Suppose we have $X\in\mathbb R^{n\times (p+k)}$ as our feature matrix where
$$
X = (\underbrace{\x \mid \x \mid \dots \mid \x}_{k\text{ times}} \mid Z)
$$
with $Z\in\mathbb R^{n\times p}$ containing whatever other columns we may have. Note that $X\beta = XP^TP\beta$ where $P$ is a permutation matrix so this shows how it's safe to assume a particular ordering of the columns of $X$ so long as we correspondingly permute the elements of $\beta$. I'll use $\X = (\x\mid \dots\mid \x) \in \mathbb R^{n\times k}$.
We have
$$
\hat\beta_R = (X^TX + \lambda I_{p+k})^{-1}X^Ty \\
= \left[\begin{array}{c|c}
\x^T\x \one_k\one_k^T + \lambda I_k & \X^TZ \\ \hline
Z^T\X & Z^TZ + \lambda I_p
\end{array}\right]^{-1}
\left[\begin{array}{c}\X^Ty \\ \hline Z^Ty\end{array}\right].
$$
I'll invert that matrix as a 2x2 block matrix (and we know it's always invertible). Letting
$$
\left[\begin{array}{c|c}
\x^T\x \one_k\one_k^T + \lambda I_k & \X^TZ \\ \hline
Z^T\X & Z^TZ + \lambda I_p
\end{array}\right] = \begin{bmatrix} A & B \\ C & D\end{bmatrix}
$$
we have
$$
\left[\begin{array}{cc} A & B \\ C & D\end{array}\right]^{-1} = \left[\begin{array}{c|c}
(A-BD^{-1}C)^{-1} & -(A-BD^{-1}C)^{-1}BD^{-1} \\\hline \cdot & \cdot\end{array}\right]
$$
where I've marked the lower row of blocks with $\cdot$ since we don't need those for the $k$ coefficients of $\x$. Letting $H_Z = Z(Z^TZ + \lambda I)^{-1}Z^T$ be the hat matrix for a ridge regression just on $Z$, we can show that
$$
BD^{-1}C = \X^TH_Z \X = \x^T H_Z \x \one\one^T
$$
and
$$
A = \x^T\x\one\one^T + \lambda I_k
$$
so
$$
A - BD^{-1}C = \x^T(I-H_Z)\x\one\one^T + \lambda I_k.
$$
Then
$$
BD^{-1} = \X^T Z(Z^TZ + \lambda I_p)^{-1}
$$
so all together we get
$$
\hat\beta_{R;k} = \left(\x^T(I-H_Z)\x\one\one^T + \lambda I_k\right)^{-1}\x^T (I-H_Z) y \one.
$$
Factoring out the scalar $\x^T(I-H_Z)\x$ this can be written as
$$
\hat\beta_{R;k} = \frac{\x^T(I-H_Z)y}{\x^T(I-H_Z)\x}\left(\one\one^T + \nu I_k\right)^{-1}\one
$$
where for convenience I'm letting
$$
\nu = \frac{\lambda}{\x^T(I-H_Z)\x}.
$$
This inverse can be done explicitly via Sherman-Morrison so
$$
\left(\one\one^T + \nu I\right)^{-1}\one = \nu^{-1}(I - (\nu + k)^{-1}\one\one^T)\one\\
= \frac{1}{\nu + k}\one.
$$
This means
$$
\hat\beta_{R;k} = (\nu + k)^{-1}\frac{\x^T(I-H_Z)y}{\x^T(I-H_Z)\x}\one \\
= \frac{\x^T(I-H_Z)y}{k\x^T(I-H_Z)\x + \lambda}\one
$$
where I've substituted back in what $\nu$ is equal to. This shows that each coefficient of $\x$ is the same thing, and that it is a shrunken form of what we'd get if $\x$ wasn't copied (if there was just one $\x$, like in the standard setting, the $k$ would disappear but the rest would be the same).
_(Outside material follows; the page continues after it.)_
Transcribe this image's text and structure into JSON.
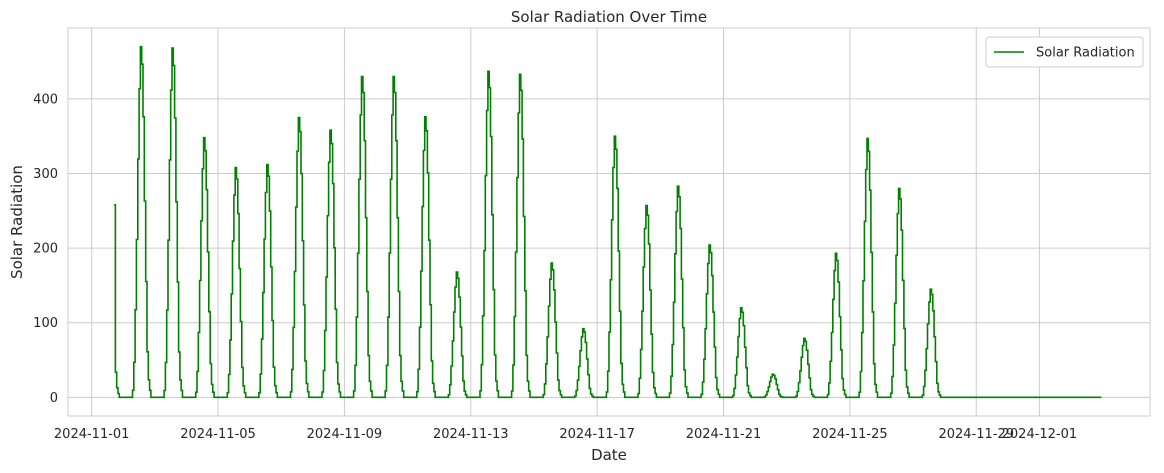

This also shows what the sum of these coefficients is:
$$
\hat\beta_{R;k} ^T\one = \frac{\x^T(I-H_Z)y}{k\x^T(I-H_Z)\x + \lambda}\one^T\one \\
= \frac{\x^T(I-H_Z)y}{\x^T(I-H_Z)\x + \lambda/k}
$$
so the coefficients don't quite sum to what we'd have if $\x$ wasn't copied, but rather their sum is what we'd get if we just had one $\x$ but divided the regularization parameter by $k$.